Niemieckie media odnotowują rekonstrukcję polskiego rządu, dość zgodnie wyrażając pogląd, że premier Mateusz Morawiecki zabiega o poprawę relacji z Unią Europejską, o czym ma świadczyć odwołanie ministrów spraw zagranicznych, obrony narodowej i środowiska.

Deutsche Welle pisze na swym portalu, że w przypadku rekonstrukcji polskiego rządu "najwidoczniej chodzi także o poprawę relacji z UE". DW, podobnie jak wiele innych niemieckich mediów, zwraca uwagę na uruchomienie przez Komisję Europejską wobec Polski artykułu 7 traktatu unijnego i nawiązuje do zaplanowanego na wtorek wieczorem spotkania premiera Morawieckiego z szefem KE Jean-Claude’em Junckerem w Brukseli.

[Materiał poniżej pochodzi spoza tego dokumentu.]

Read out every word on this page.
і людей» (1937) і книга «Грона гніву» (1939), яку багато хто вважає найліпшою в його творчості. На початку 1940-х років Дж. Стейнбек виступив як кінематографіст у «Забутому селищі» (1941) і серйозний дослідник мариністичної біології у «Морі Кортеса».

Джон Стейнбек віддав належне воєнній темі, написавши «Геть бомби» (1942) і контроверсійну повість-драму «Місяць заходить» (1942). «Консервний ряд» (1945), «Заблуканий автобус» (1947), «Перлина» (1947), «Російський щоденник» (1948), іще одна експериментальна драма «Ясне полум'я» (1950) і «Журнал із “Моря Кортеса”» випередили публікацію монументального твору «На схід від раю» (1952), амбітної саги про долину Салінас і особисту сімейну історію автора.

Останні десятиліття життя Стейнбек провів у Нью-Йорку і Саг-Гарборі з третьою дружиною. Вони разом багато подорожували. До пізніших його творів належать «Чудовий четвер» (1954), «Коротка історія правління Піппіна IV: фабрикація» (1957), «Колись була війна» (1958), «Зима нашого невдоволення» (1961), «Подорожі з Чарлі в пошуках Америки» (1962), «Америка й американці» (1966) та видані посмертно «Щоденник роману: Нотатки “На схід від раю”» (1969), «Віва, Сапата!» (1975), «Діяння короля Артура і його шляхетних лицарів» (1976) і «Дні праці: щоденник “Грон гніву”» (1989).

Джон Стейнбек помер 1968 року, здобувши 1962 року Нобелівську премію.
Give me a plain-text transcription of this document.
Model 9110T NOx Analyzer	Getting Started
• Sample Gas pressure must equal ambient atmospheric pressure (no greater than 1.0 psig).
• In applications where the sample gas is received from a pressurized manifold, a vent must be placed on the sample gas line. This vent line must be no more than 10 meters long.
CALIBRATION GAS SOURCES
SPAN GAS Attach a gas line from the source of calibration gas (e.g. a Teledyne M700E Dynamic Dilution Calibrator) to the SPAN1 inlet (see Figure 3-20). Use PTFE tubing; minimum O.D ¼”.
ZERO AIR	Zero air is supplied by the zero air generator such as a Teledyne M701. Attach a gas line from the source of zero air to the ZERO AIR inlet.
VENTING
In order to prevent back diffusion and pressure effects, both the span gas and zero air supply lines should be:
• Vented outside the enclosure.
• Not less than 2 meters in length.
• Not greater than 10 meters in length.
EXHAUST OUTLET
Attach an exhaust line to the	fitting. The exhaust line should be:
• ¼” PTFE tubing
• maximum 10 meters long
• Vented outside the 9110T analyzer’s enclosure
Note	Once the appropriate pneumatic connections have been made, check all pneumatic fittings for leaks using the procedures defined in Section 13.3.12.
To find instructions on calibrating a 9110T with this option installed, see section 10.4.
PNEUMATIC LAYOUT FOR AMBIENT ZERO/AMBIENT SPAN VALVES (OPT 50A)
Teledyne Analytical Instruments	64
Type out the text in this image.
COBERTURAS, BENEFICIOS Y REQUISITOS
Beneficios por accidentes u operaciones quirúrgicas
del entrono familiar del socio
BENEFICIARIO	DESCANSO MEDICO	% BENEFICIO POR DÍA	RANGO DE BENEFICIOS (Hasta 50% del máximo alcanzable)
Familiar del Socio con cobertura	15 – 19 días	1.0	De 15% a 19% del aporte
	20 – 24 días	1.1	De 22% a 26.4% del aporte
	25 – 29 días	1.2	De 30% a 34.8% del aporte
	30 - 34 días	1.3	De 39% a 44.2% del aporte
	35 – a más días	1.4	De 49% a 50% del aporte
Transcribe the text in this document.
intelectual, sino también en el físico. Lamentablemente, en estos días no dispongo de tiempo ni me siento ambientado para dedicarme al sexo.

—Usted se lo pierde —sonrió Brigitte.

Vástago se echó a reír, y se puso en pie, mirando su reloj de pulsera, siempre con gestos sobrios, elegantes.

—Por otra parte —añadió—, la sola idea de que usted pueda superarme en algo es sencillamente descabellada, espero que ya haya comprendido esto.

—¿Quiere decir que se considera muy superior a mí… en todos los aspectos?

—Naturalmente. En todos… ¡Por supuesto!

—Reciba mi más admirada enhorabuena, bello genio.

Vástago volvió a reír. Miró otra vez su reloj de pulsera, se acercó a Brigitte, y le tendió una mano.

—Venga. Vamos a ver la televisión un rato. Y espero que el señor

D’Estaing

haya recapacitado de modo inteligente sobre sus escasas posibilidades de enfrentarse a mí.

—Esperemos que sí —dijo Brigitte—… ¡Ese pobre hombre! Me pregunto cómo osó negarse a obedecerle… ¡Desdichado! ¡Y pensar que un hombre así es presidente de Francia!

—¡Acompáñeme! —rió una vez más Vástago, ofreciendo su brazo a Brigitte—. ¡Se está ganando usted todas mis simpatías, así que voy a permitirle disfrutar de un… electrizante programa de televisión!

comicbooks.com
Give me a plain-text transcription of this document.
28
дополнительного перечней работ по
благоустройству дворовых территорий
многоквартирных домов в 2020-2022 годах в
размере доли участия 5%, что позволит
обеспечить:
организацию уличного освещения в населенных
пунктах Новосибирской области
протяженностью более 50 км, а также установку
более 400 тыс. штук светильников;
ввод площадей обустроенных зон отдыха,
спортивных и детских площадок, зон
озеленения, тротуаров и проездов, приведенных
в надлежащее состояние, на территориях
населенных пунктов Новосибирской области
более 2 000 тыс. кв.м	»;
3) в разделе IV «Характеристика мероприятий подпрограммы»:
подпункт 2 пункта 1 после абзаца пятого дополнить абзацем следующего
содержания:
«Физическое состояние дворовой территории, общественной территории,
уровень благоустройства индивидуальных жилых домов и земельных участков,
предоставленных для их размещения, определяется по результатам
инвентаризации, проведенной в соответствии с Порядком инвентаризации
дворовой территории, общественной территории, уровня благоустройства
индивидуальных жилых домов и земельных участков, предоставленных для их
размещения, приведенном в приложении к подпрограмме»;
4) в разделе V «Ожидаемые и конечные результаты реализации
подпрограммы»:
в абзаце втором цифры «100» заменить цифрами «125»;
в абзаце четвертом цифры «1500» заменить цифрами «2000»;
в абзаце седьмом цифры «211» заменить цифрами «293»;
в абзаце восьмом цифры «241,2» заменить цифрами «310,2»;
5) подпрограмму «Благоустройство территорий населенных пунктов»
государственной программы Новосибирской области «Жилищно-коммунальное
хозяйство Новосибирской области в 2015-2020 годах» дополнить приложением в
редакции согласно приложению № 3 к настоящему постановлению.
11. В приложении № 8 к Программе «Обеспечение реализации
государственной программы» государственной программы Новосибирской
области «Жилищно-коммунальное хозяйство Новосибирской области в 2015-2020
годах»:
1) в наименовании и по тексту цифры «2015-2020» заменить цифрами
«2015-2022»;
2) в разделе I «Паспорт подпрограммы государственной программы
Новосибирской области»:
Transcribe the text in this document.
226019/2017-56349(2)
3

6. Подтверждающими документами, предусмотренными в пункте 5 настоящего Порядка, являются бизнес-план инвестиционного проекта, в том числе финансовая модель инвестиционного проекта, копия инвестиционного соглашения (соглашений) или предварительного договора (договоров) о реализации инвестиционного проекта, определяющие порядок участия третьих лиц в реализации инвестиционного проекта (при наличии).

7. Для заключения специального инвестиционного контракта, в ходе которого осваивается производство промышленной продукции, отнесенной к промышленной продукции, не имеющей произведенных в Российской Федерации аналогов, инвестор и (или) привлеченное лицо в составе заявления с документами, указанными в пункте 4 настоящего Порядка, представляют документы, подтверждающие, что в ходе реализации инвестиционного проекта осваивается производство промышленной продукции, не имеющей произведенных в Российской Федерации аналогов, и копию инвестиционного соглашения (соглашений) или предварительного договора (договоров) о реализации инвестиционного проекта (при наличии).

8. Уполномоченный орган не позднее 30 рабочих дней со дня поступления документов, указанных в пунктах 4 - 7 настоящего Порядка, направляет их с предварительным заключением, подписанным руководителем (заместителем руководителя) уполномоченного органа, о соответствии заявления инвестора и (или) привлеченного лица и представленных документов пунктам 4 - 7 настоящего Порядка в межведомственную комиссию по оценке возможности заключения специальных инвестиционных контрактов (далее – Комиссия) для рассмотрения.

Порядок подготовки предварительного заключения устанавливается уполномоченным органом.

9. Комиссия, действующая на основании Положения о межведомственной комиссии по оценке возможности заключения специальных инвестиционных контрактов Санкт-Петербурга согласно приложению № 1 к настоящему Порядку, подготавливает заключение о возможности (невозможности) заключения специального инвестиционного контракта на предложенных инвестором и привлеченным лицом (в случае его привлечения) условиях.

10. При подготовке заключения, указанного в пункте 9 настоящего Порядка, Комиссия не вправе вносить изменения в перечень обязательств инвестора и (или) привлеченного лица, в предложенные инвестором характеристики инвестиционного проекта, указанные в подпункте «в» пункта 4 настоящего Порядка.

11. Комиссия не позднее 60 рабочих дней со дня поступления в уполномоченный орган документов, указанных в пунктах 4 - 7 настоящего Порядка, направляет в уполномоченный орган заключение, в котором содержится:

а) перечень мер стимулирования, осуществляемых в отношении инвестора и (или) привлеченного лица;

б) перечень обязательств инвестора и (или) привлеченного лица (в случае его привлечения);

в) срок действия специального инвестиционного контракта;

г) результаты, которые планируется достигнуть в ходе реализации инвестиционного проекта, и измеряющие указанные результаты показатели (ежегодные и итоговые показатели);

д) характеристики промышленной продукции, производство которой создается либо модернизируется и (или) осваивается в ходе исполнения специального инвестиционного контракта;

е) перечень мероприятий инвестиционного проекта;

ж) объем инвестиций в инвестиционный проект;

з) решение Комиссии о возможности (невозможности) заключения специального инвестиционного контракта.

Agencja dpa, pisząc o rekonstrukcji polskiego rządu, eksponuje odwołanie szefa dyplomacji Witolda Waszczykowskiego i ministra obrony narodowej Antoniego Macierewicza, dodając że byli to "kontrowersyjni ministrowie".

W ocenie politologów - pisze dpa - Waszczykowski i Macierewicz "wielokrotnie irytowali międzynarodowych partnerów Polski swymi sprzecznymi i nieobliczalnymi wypowiedziami".

Agencja odnotowuje krótko pozostałe zmiany w rządzie, zwracając uwagę, że odwołany minister środowiska Jan Szyszko "był krytykowany z powodu sporu z Komisją Europejską o wycinkę drzew w Puszczy Białowieskiej".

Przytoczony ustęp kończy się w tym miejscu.